Когда началась война, Моргенштерн и Рот вновь встретились, на этот раз в Вене. Венская газета Neue Freie Presse вышла с заголовком «ЛЕМБЕРГ ПО-ПРЕЖНЕМУ НАШ!». Это стало их своеобразным паролем на следующие несколько лет. «Лемберг по-прежнему наш», – говорили они при встрече друг другу даже после того, как Австрия навсегда потеряла этот город. Как и Броды, и всю великую империю. Вчерашний мир.
В это время Стефан Цвейг, окруженный друзьями, отдыхал у моря и смеялся над миром, пока вдруг не разверзлась перед ним бездна, и он в отчаянии вскочил в последний уходивший домой поезд. Неурочный отъезд, возвращение на равнину, спешное и нежданное для того, кто, подобно Гансу Касторпу[14], не читает газет, а если и читает, не воспринимает их всерьез.

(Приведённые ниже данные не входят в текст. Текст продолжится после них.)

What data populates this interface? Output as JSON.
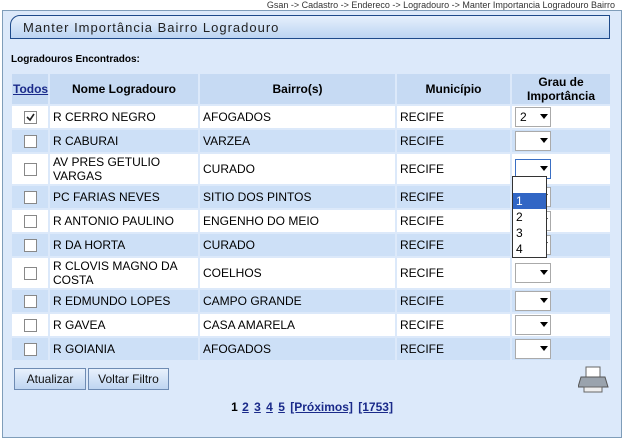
{
  "breadcrumb": "Gsan -> Cadastro -> Endereco -> Logradouro -> Manter Importancia Logradouro Bairro",
  "title": "Manter Importância Bairro Logradouro",
  "section_label": "Logradouros Encontrados:",
  "table": {
    "headers": [
      "Todos",
      "Nome Logradouro",
      "Bairro(s)",
      "Município",
      "Grau de Importância"
    ],
    "rows": [
      {
        "checked": true,
        "nome": "R CERRO NEGRO",
        "bairro": "AFOGADOS",
        "municipio": "RECIFE",
        "grau": "2"
      },
      {
        "checked": false,
        "nome": "R CABURAI",
        "bairro": "VARZEA",
        "municipio": "RECIFE",
        "grau": null
      },
      {
        "checked": false,
        "nome": "AV PRES GETULIO VARGAS",
        "bairro": "CURADO",
        "municipio": "RECIFE",
        "grau": null
      },
      {
        "checked": false,
        "nome": "PC FARIAS NEVES",
        "bairro": "SITIO DOS PINTOS",
        "municipio": "RECIFE",
        "grau": null
      },
      {
        "checked": false,
        "nome": "R ANTONIO PAULINO",
        "bairro": "ENGENHO DO MEIO",
        "municipio": "RECIFE",
        "grau": null
      },
      {
        "checked": false,
        "nome": "R DA HORTA",
        "bairro": "CURADO",
        "municipio": "RECIFE",
        "grau": null
      },
      {
        "checked": false,
        "nome": "R CLOVIS MAGNO DA COSTA",
        "bairro": "COELHOS",
        "municipio": "RECIFE",
        "grau": null
      },
      {
        "checked": false,
        "nome": "R EDMUNDO LOPES",
        "bairro": "CAMPO GRANDE",
        "municipio": "RECIFE",
        "grau": null
      },
      {
        "checked": false,
        "nome": "R GAVEA",
        "bairro": "CASA AMARELA",
        "municipio": "RECIFE",
        "grau": null
      },
      {
        "checked": false,
        "nome": "R GOIANIA",
        "bairro": "AFOGADOS",
        "municipio": "RECIFE",
        "grau": null
      }
    ]
  },
  "dropdown": {
    "options": [
      "1",
      "2",
      "3",
      "4"
    ],
    "selected": "1"
  },
  "buttons": [
    "Atualizar",
    "Voltar Filtro"
  ],
  "pagination": {
    "current": "1",
    "links": [
      "2",
      "3",
      "4",
      "5",
      "[Próximos]",
      "[1753]"
    ]
  }
}
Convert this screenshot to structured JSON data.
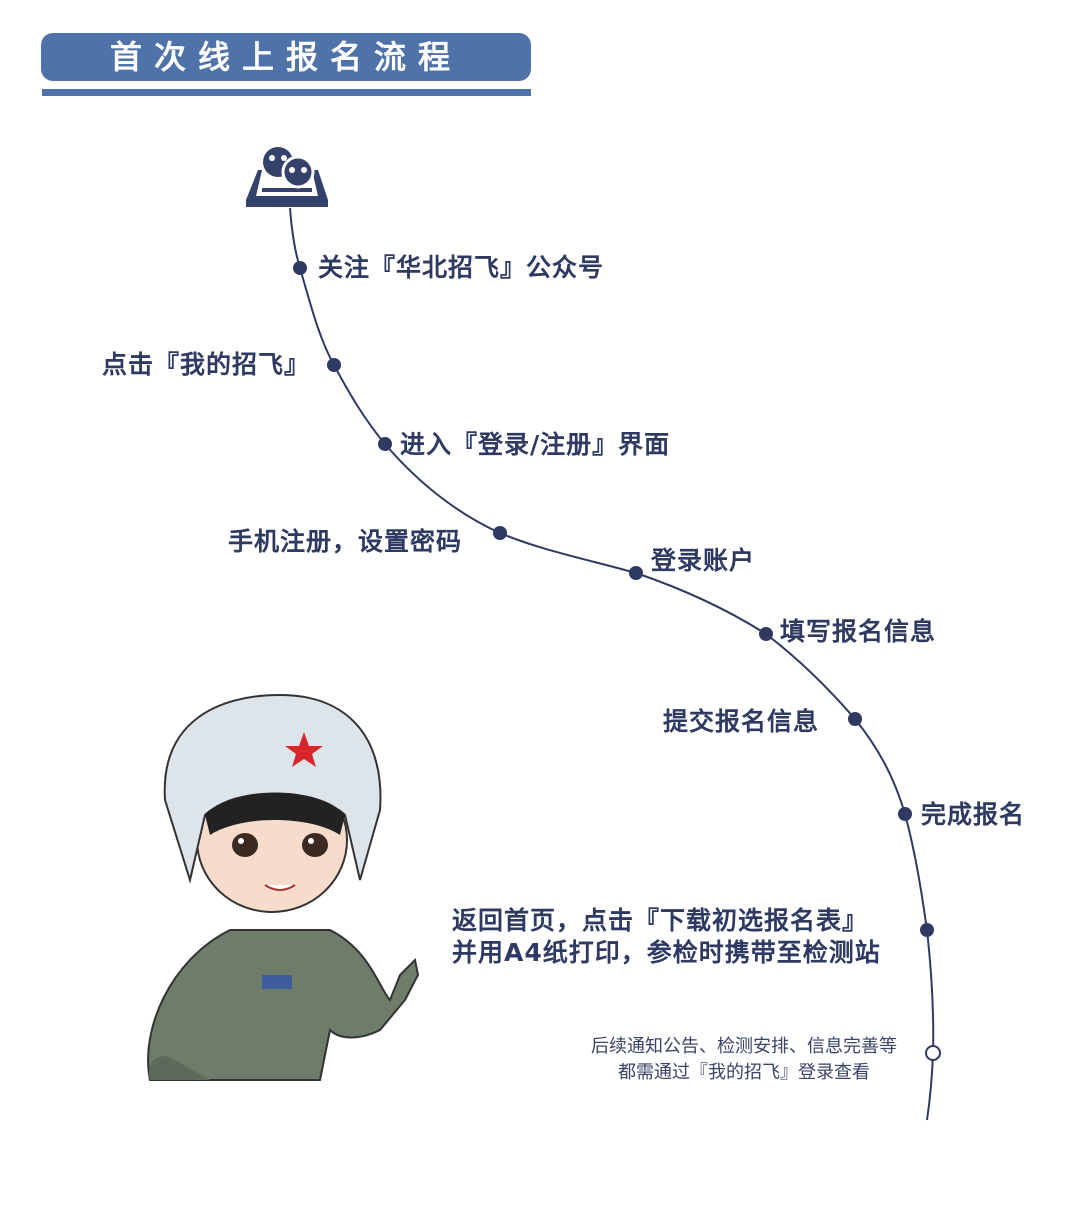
{
  "header": {
    "title": "首次线上报名流程"
  },
  "icon": "wechat-official-account-icon",
  "colors": {
    "banner": "#4f72a8",
    "text": "#2f3a63",
    "line": "#2f3a63"
  },
  "steps": [
    {
      "label": "关注『华北招飞』公众号"
    },
    {
      "label": "点击『我的招飞』"
    },
    {
      "label": "进入『登录/注册』界面"
    },
    {
      "label": "手机注册，设置密码"
    },
    {
      "label": "登录账户"
    },
    {
      "label": "填写报名信息"
    },
    {
      "label": "提交报名信息"
    },
    {
      "label": "完成报名"
    },
    {
      "line1": "返回首页，点击『下载初选报名表』",
      "line2": "并用A4纸打印，参检时携带至检测站"
    }
  ],
  "note": {
    "line1": "后续通知公告、检测安排、信息完善等",
    "line2": "都需通过『我的招飞』登录查看"
  }
}
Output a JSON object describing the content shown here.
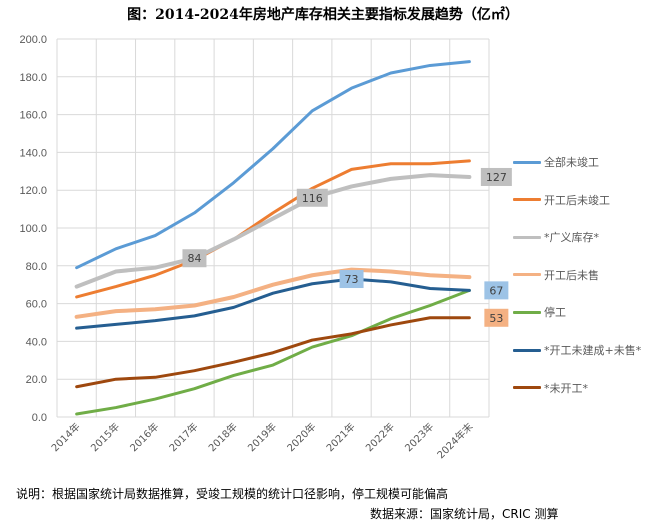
{
  "chart_data": {
    "type": "line",
    "title": "图：2014-2024年房地产库存相关主要指标发展趋势（亿㎡）",
    "categories": [
      "2014年",
      "2015年",
      "2016年",
      "2017年",
      "2018年",
      "2019年",
      "2020年",
      "2021年",
      "2022年",
      "2023年",
      "2024年末"
    ],
    "ylim": [
      0,
      200
    ],
    "yticks": [
      "0.0",
      "20.0",
      "40.0",
      "60.0",
      "80.0",
      "100.0",
      "120.0",
      "140.0",
      "160.0",
      "180.0",
      "200.0"
    ],
    "grid": true,
    "legend_position": "right",
    "series": [
      {
        "name": "全部未竣工",
        "color": "#5B9BD5",
        "width": 3,
        "values": [
          79,
          89,
          96,
          108,
          124,
          142,
          162,
          174,
          182,
          186,
          188
        ]
      },
      {
        "name": "开工后未竣工",
        "color": "#ED7D31",
        "width": 3,
        "values": [
          63.5,
          69,
          75,
          83,
          94,
          108,
          121,
          131,
          134,
          134,
          135.5
        ]
      },
      {
        "name": "*广义库存*",
        "color": "#BFBFBF",
        "width": 4,
        "values": [
          69,
          77,
          79,
          84,
          94,
          105,
          116,
          122,
          126,
          128,
          127
        ]
      },
      {
        "name": "开工后未售",
        "color": "#F4B183",
        "width": 4,
        "values": [
          53,
          56,
          57,
          59,
          63.5,
          70,
          75,
          78,
          77,
          75,
          74
        ]
      },
      {
        "name": "停工",
        "color": "#70AD47",
        "width": 3,
        "values": [
          1.6,
          5,
          9.5,
          15,
          22,
          27.5,
          37,
          43,
          52,
          59,
          67
        ]
      },
      {
        "name": "*开工未建成+未售*",
        "color": "#255E91",
        "width": 3,
        "values": [
          47,
          49,
          51,
          53.5,
          58,
          65.5,
          70.5,
          73,
          71.5,
          68,
          67
        ]
      },
      {
        "name": "*未开工*",
        "color": "#9E480E",
        "width": 3,
        "values": [
          16,
          20,
          21,
          24.5,
          29,
          34,
          40.7,
          44,
          48.7,
          52.5,
          52.5
        ]
      }
    ],
    "data_labels": [
      {
        "series": 2,
        "index": 3,
        "text": "84",
        "bg": "#BFBFBF"
      },
      {
        "series": 2,
        "index": 6,
        "text": "116",
        "bg": "#BFBFBF"
      },
      {
        "series": 2,
        "index": 10,
        "text": "127",
        "bg": "#BFBFBF",
        "side": "right"
      },
      {
        "series": 5,
        "index": 7,
        "text": "73",
        "bg": "#9DC3E6"
      },
      {
        "series": 5,
        "index": 10,
        "text": "67",
        "bg": "#9DC3E6",
        "side": "right"
      },
      {
        "series": 6,
        "index": 10,
        "text": "53",
        "bg": "#F4B183",
        "side": "right"
      }
    ]
  },
  "notes": {
    "explanation": "说明：根据国家统计局数据推算，受竣工规模的统计口径影响，停工规模可能偏高",
    "source": "数据来源：国家统计局，CRIC 测算"
  }
}
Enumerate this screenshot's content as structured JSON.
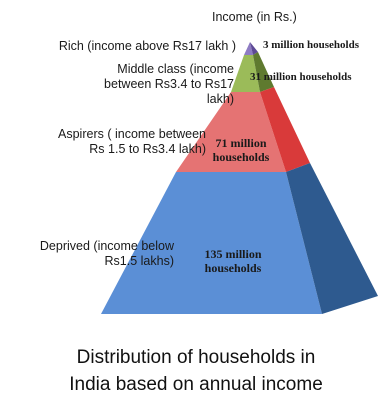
{
  "diagram": {
    "header": "Income (in Rs.)",
    "levels": [
      {
        "label": "Rich (income above Rs17 lakh )",
        "value": "3 million households",
        "color": "#7E57C2"
      },
      {
        "label": "Middle class (income between Rs3.4 to Rs17 lakh)",
        "value": "31 million households",
        "color": "#9BBB59"
      },
      {
        "label": "Aspirers ( income between Rs 1.5 to Rs3.4 lakh)",
        "value": "71 million households",
        "color": "#E36F6F"
      },
      {
        "label": "Deprived (income below Rs1.5 lakhs)",
        "value": "135 million households",
        "color": "#4F81BD"
      }
    ],
    "caption_line1": "Distribution of households in",
    "caption_line2": "India based on annual income"
  }
}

И через много лет Цвейг все еще с тоской вспоминает это лето своей жизни, когда каждый считал, что он «призван ввергнуть свое крохотное “я” в эту воспламененную массу, чтобы очиститься от всякого себялюбия. Все различия сословий, языков, классов, религий были затоплены в это одно мгновение выплеснувшимся чувством братства. Незнакомые заговаривали друг с другом на улице, люди, годами избегавшие друг друга, пожимали руки, повсюду были оживленные лица. Каждый в отдельности переживал возвеличивание собственного “я”, он уже больше не был изолированным человеком, как раньше, он был растворен в массе, он был народ, и его личность – личность, которую обычно не замечали, – обрела значимость»[15].
* * *
И снова июль. Новое лето в Остенде.
Все те же фонари, на которых теперь Стефану Цвейгу хотелось повеситься. И море все то же: просторный длинный пляж, широкая набережная, затейливо изогнутое казино с большой террасой, бистро с мраморными столиками, деревянные кабинки на песке. На столиках бистро лежат газеты, но мальчишки-газетчики уже не выкрикивают грозные заголовки, над которыми могли бы потешаться австрийские туристы. На пляже оживленно, сезон только начался, знойно, кажется, вся бельгийская молодежь собралась этим летом на «королеве приморских курортов», как именуют это место в рекламных буклетах. Усыпанная кондитерскими белая набережная у Северного моря. Июль 1936 года, Остенде.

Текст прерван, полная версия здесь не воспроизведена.